McGregor, 73, credits golf for having “probably kept me alive” and “giving me a reason to get up in the morning.”
He clearly loves the game. From caddying at his hometown country club to launching the Utah Highway Patrol Golf Association and volunteering at PGA Tour-brand events in Utah, McGregor has been immersed in golf most of his life. The Roy resident plays with regular groups every week at Eagle Mountain in Brigham City and Schneiter’s Riverside in Riverdale and eagerly responds when Reese Nielsen asks him to join a team of course raters. In 2020, he has analyzed courses from Bear Lake to Hurricane, joining in the important task of rating courses for handicap purposes.
Nielsen, who leads the UGA’s course rating operation and received the Gold Club Award in 2018, nominated McGregor as Volunteer of the Year. With the PGA Tour Champions tournament at Jeremy Ranch and the original Hogan Tour stop in Provo, McGregor “was there when help was needed at a golf event,” Nielsen wrote. “and he continues with that spirit as a course rating volunteer.”
McGregor readily acknowledges that getting to play Jeremy Ranch as a reward for volunteering initially motivated him to work in security and transportation during the tournament.
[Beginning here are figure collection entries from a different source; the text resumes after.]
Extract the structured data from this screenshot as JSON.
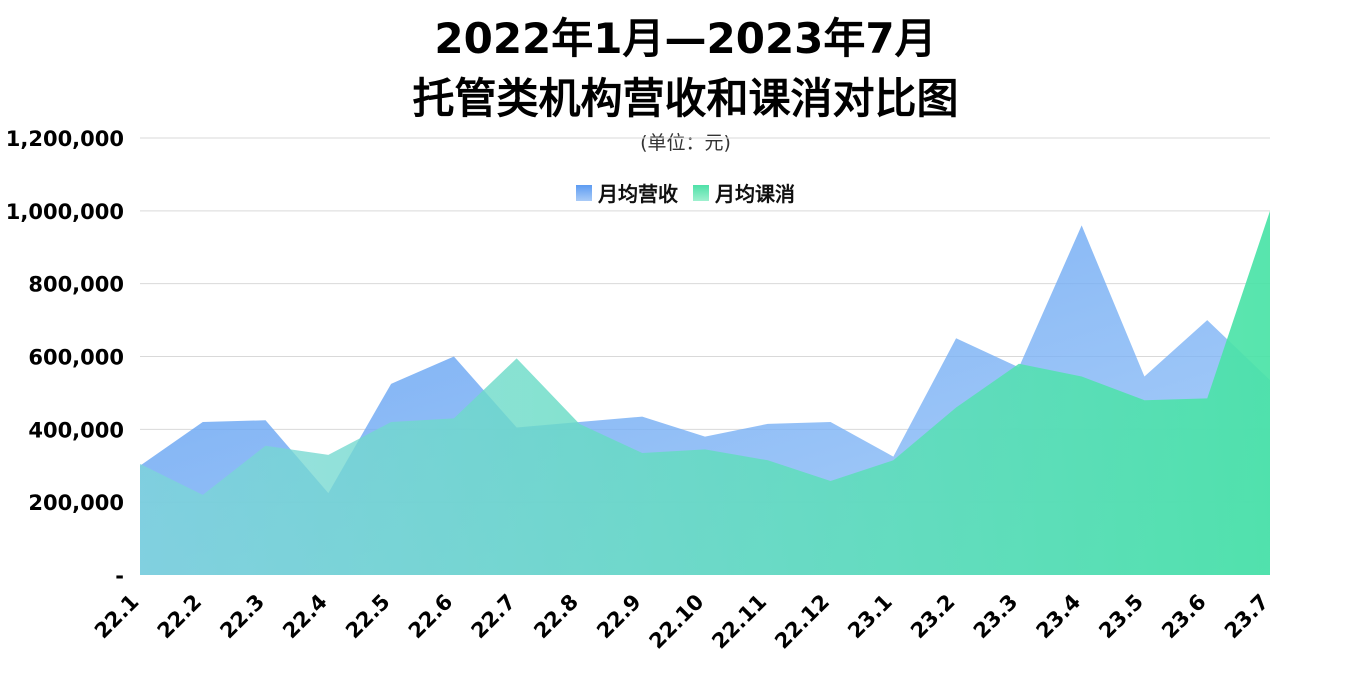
{
  "chart_data": {
    "type": "area",
    "title_line1": "2022年1月—2023年7月",
    "title_line2": "托管类机构营收和课消对比图",
    "subtitle": "(单位：元)",
    "xlabel": "",
    "ylabel": "",
    "ylim": [
      0,
      1200000
    ],
    "y_ticks": [
      "-",
      "200,000",
      "400,000",
      "600,000",
      "800,000",
      "1,000,000",
      "1,200,000"
    ],
    "categories": [
      "22.1",
      "22.2",
      "22.3",
      "22.4",
      "22.5",
      "22.6",
      "22.7",
      "22.8",
      "22.9",
      "22.10",
      "22.11",
      "22.12",
      "23.1",
      "23.2",
      "23.3",
      "23.4",
      "23.5",
      "23.6",
      "23.7"
    ],
    "grid": true,
    "legend_position": "top-center",
    "series": [
      {
        "name": "月均营收",
        "color": "#6aa8f4",
        "values": [
          300000,
          420000,
          425000,
          225000,
          525000,
          600000,
          405000,
          420000,
          435000,
          380000,
          415000,
          420000,
          325000,
          650000,
          570000,
          960000,
          545000,
          700000,
          535000
        ]
      },
      {
        "name": "月均课消",
        "color": "#5de3b0",
        "values": [
          305000,
          220000,
          355000,
          330000,
          420000,
          430000,
          595000,
          415000,
          335000,
          345000,
          315000,
          258000,
          315000,
          460000,
          580000,
          545000,
          480000,
          485000,
          1000000
        ]
      }
    ]
  }
}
He especially liked being on the course as a marshal, “watching golf and interacting with people,” McGregor said.
By 1992, he had played every golf course in Utah. More recently, the course rating opportunity has enabled him to get on the private courses in the Park City area, keeping his list up to date.
Married to his wife, Silver, for 47 years, McGregor can tell detailed stories about everything that goes into rating a golf course. In the law enforcement tradition, he enjoys the teamwork involved in it and says that any of his colleagues could have been named Volunteer of the Year.